The important design choice is that model output is not the system. Model output is one stage in a longer chain. By the time a signal becomes a position, it has passed through regime logic, strategy filters, risk logic, broker constraints, and reconciliation.

That is the right shape for this kind of project because the easiest way to fool yourself is to let a model score look like a complete decision.

The Trading Universe

The current H1 universe contains six forex pairs:

EURUSD
GBPUSD
USDJPY
AUDUSD
USDCAD
USDCHF

The system stores data in Parquet, builds features per symbol, produces per-symbol positions, then aggregates risk at the portfolio level. The H1 cadence makes the system active enough to be interesting without requiring low-latency infrastructure.

That cadence also fits the operational model: scheduled hourly checks and daily train/evaluate tasks.

Risk Snapshot

One of the latest local risk reports I inspected was risk_h1_fe0849461c, generated on March 23, 2026. It reported a six-symbol H1 portfolio with:

portfolio_sharpe_like: 1.8679
portfolio_total_pnl_net: 14.5940
portfolio_max_drawdown: -1.4732
portfolio_method: equal_weight

Those numbers are useful, but they need context. A separate project assessment already identified a major issue: raw PnL values are not normalized across symbols before aggregation. That matters because JPY pairs naturally produce larger raw price moves than five-decimal pairs. Without normalization, portfolio statistics can become biased.

Lab 004 risk snapshot showing six-symbol coverage, latest risk report metrics, and live allocation

This is exactly why I like the project. It does not just produce nice metrics. It creates enough evidence to criticize its own metrics.

From Paper to Live

The paper execution layer is where the system becomes more serious. A recent paper report showed execute_orders: true, lot_size: 0.01, and per-symbol actions like HOLD, current positions, target positions, stop-loss values, and checks that positions stayed inside the expected set.

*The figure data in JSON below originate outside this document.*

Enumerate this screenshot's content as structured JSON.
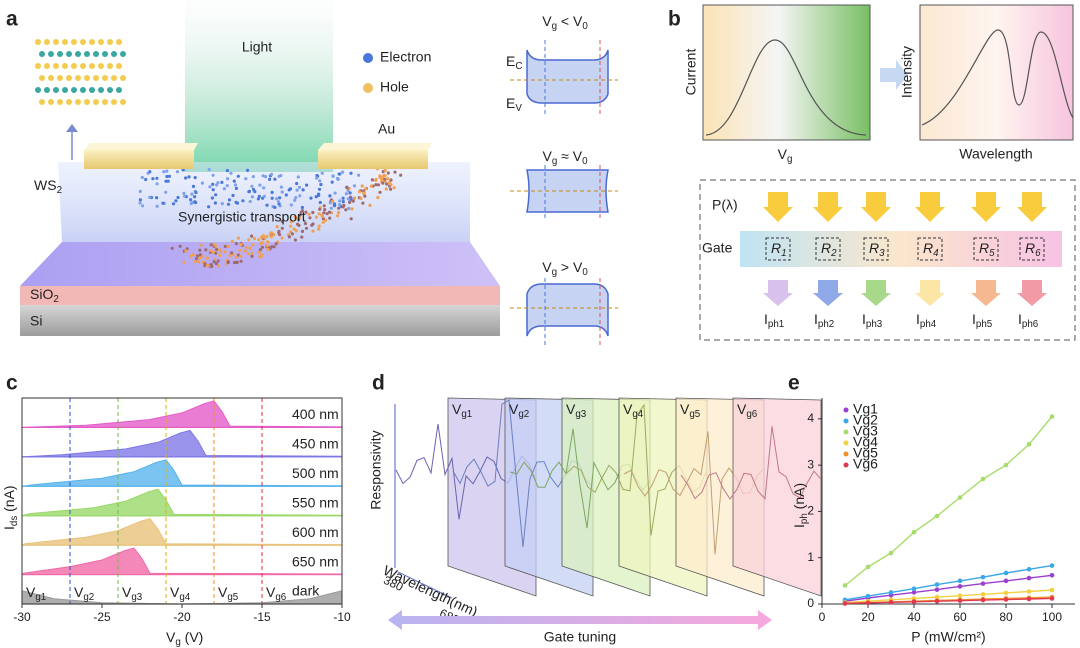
{
  "panels": {
    "a": {
      "letter": "a",
      "light": "Light",
      "electron": "Electron",
      "hole": "Hole",
      "au": "Au",
      "ws2": [
        "WS",
        "2"
      ],
      "transport": "Synergistic transport",
      "sio2": [
        "SiO",
        "2"
      ],
      "si": "Si",
      "ec": [
        "E",
        "C"
      ],
      "ev": [
        "E",
        "V"
      ],
      "bands": [
        {
          "condition": [
            "V",
            "g",
            " < V",
            "0"
          ]
        },
        {
          "condition": [
            "V",
            "g",
            " ≈ V",
            "0"
          ]
        },
        {
          "condition": [
            "V",
            "g",
            " > V",
            "0"
          ]
        }
      ]
    },
    "b": {
      "letter": "b",
      "current": "Current",
      "vg": [
        "V",
        "g"
      ],
      "intensity": "Intensity",
      "wavelength": "Wavelength",
      "power": "P(λ)",
      "gate": "Gate",
      "responsivities": [
        [
          "R",
          "1"
        ],
        [
          "R",
          "2"
        ],
        [
          "R",
          "3"
        ],
        [
          "R",
          "4"
        ],
        [
          "R",
          "5"
        ],
        [
          "R",
          "6"
        ]
      ],
      "photocurrents": [
        [
          "I",
          "ph1"
        ],
        [
          "I",
          "ph2"
        ],
        [
          "I",
          "ph3"
        ],
        [
          "I",
          "ph4"
        ],
        [
          "I",
          "ph5"
        ],
        [
          "I",
          "ph6"
        ]
      ]
    },
    "d": {
      "letter": "d",
      "responsivity": "Responsivity",
      "wavelength": "Wavelength(nm)",
      "start": "380",
      "end": "680",
      "gates": [
        [
          "V",
          "g1"
        ],
        [
          "V",
          "g2"
        ],
        [
          "V",
          "g3"
        ],
        [
          "V",
          "g4"
        ],
        [
          "V",
          "g5"
        ],
        [
          "V",
          "g6"
        ]
      ],
      "tuning": "Gate tuning"
    }
  },
  "chart_data": [
    {
      "panel": "c",
      "type": "ridge",
      "xlabel": [
        "V",
        "g",
        " (V)"
      ],
      "ylabel": [
        "I",
        "ds",
        " (nA)"
      ],
      "xlim": [
        -30,
        -10
      ],
      "xticks": [
        -30,
        -25,
        -20,
        -15,
        -10
      ],
      "markers": [
        {
          "x": -30,
          "label": [
            "V",
            "g1"
          ],
          "color": "#333333"
        },
        {
          "x": -27,
          "label": [
            "V",
            "g2"
          ],
          "color": "#2a55c8"
        },
        {
          "x": -24,
          "label": [
            "V",
            "g3"
          ],
          "color": "#6cbf3c"
        },
        {
          "x": -21,
          "label": [
            "V",
            "g4"
          ],
          "color": "#d8b400"
        },
        {
          "x": -18,
          "label": [
            "V",
            "g5"
          ],
          "color": "#f08c1c"
        },
        {
          "x": -15,
          "label": [
            "V",
            "g6"
          ],
          "color": "#e0303e"
        }
      ],
      "series": [
        {
          "name": "400 nm",
          "color": "#e45cc8",
          "x": [
            -30,
            -26,
            -22,
            -20,
            -18.6,
            -18,
            -17.5,
            -17,
            -10
          ],
          "values": [
            0,
            0.08,
            0.3,
            0.55,
            0.9,
            1,
            0.6,
            0.05,
            0.02
          ]
        },
        {
          "name": "450 nm",
          "color": "#7f78e6",
          "x": [
            -30,
            -27.5,
            -23.5,
            -21.5,
            -20.1,
            -19.5,
            -19,
            -18.5,
            -10
          ],
          "values": [
            0,
            0.08,
            0.3,
            0.55,
            0.9,
            1,
            0.6,
            0.05,
            0.02
          ]
        },
        {
          "name": "500 nm",
          "color": "#5ab4ec",
          "x": [
            -30,
            -29,
            -25,
            -23,
            -21.6,
            -21,
            -20.5,
            -20,
            -10
          ],
          "values": [
            0,
            0.08,
            0.3,
            0.55,
            0.9,
            1,
            0.6,
            0.05,
            0.02
          ]
        },
        {
          "name": "550 nm",
          "color": "#9ad86a",
          "x": [
            -30,
            -29.5,
            -25.5,
            -23.5,
            -22.1,
            -21.5,
            -21,
            -20.5,
            -10
          ],
          "values": [
            0,
            0.08,
            0.3,
            0.55,
            0.9,
            1,
            0.6,
            0.05,
            0.02
          ]
        },
        {
          "name": "600 nm",
          "color": "#e8c27a",
          "x": [
            -30,
            -29.8,
            -26,
            -24,
            -22.6,
            -22,
            -21.5,
            -21,
            -10
          ],
          "values": [
            0,
            0.05,
            0.3,
            0.55,
            0.9,
            1,
            0.6,
            0.05,
            0.02
          ]
        },
        {
          "name": "650 nm",
          "color": "#f06aa8",
          "x": [
            -30,
            -29.9,
            -27,
            -25,
            -23.6,
            -23,
            -22.5,
            -22,
            -10
          ],
          "values": [
            0,
            0.05,
            0.3,
            0.55,
            0.9,
            1,
            0.6,
            0.05,
            0.02
          ]
        },
        {
          "name": "dark",
          "color": "#9a9a9a",
          "x": [
            -30,
            -28,
            -25,
            -20,
            -15,
            -12,
            -10
          ],
          "values": [
            0.5,
            0.2,
            0.05,
            0,
            0.05,
            0.2,
            0.5
          ]
        }
      ]
    },
    {
      "panel": "e",
      "type": "scatter-line",
      "xlabel": "P (mW/cm²)",
      "ylabel": [
        "I",
        "ph",
        " (nA)"
      ],
      "xlim": [
        0,
        110
      ],
      "ylim": [
        0,
        4.45
      ],
      "xticks": [
        0,
        20,
        40,
        60,
        80,
        100
      ],
      "yticks": [
        0,
        1,
        2,
        3,
        4
      ],
      "x": [
        10,
        20,
        30,
        40,
        50,
        60,
        70,
        80,
        90,
        100
      ],
      "series": [
        {
          "name": "Vg1",
          "color": "#9b3fd0",
          "values": [
            0.06,
            0.13,
            0.19,
            0.25,
            0.31,
            0.38,
            0.44,
            0.5,
            0.56,
            0.62
          ]
        },
        {
          "name": "Vg2",
          "color": "#3aa8e8",
          "values": [
            0.09,
            0.17,
            0.25,
            0.33,
            0.42,
            0.5,
            0.58,
            0.67,
            0.75,
            0.83
          ]
        },
        {
          "name": "Vg3",
          "color": "#a6dc6a",
          "values": [
            0.4,
            0.8,
            1.1,
            1.55,
            1.9,
            2.3,
            2.7,
            3.0,
            3.45,
            4.05
          ]
        },
        {
          "name": "Vg4",
          "color": "#f2d040",
          "values": [
            0.03,
            0.06,
            0.09,
            0.12,
            0.15,
            0.18,
            0.21,
            0.24,
            0.27,
            0.3
          ]
        },
        {
          "name": "Vg5",
          "color": "#f0902a",
          "values": [
            0.015,
            0.03,
            0.045,
            0.06,
            0.075,
            0.09,
            0.105,
            0.12,
            0.135,
            0.15
          ]
        },
        {
          "name": "Vg6",
          "color": "#e03a50",
          "values": [
            0.012,
            0.024,
            0.036,
            0.048,
            0.06,
            0.072,
            0.084,
            0.096,
            0.108,
            0.12
          ]
        }
      ]
    }
  ]
}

That layer forces the system to answer operational questions:

What position do we want?
What position do we currently have?
Did we attempt an order?
Did it execute?
Did the broker position match the target after the run?
Were there errors?

The live version builds on that same discipline. A live account with GBP 1,000 is not large in capital terms, but it is large in seriousness terms. It means every assumption has somewhere to land.

What the V2 Assessment Taught Me

The most useful project document so far is not a victory lap. It is the V2 upgrade assessment.

It identified several things that matter more than another small threshold tweak:

normalize portfolio and backtest PnL before comparing symbols
cover the high-volatility regime instead of routing too much of the market to no model
harden broker execution and post-trade reconciliation
improve model observability and training diagnostics
make the market calendar session-aware

That is the grown-up version of the project. More models are tempting. Better measurement is more valuable.

The Difference From Arasaka

Arasaka was about proving the direction. Lab 004 is about operationalizing the loop.

Arasaka asks:

Can machine learning produce useful forex signals?

Lab 004 asks:

Can a complete system ingest data, build signals, test them, size them, execute them, reconcile them, and explain itself afterwards?

That second question is harder, but more useful. It forces me to treat the project as a system of responsibilities rather than a pile of promising experiments.

Where It Goes Next

The next work is not glamorous, which usually means it is important:

normalize PnL into a common unit before portfolio aggregation
add richer walk-forward model diagnostics
add stronger broker capability discovery
improve reconciliation retries and mismatch alerts
separate normal market closure from unexpected missing bars
make live monitoring easier to inspect at a glance

The lesson from Lab 004 is that the edge is not only in the model. It is in the whole chain of disciplined decisions around the model.

That is what makes it the bigger sibling to Arasaka. It is not trying to look smarter. It is trying to be harder to fool.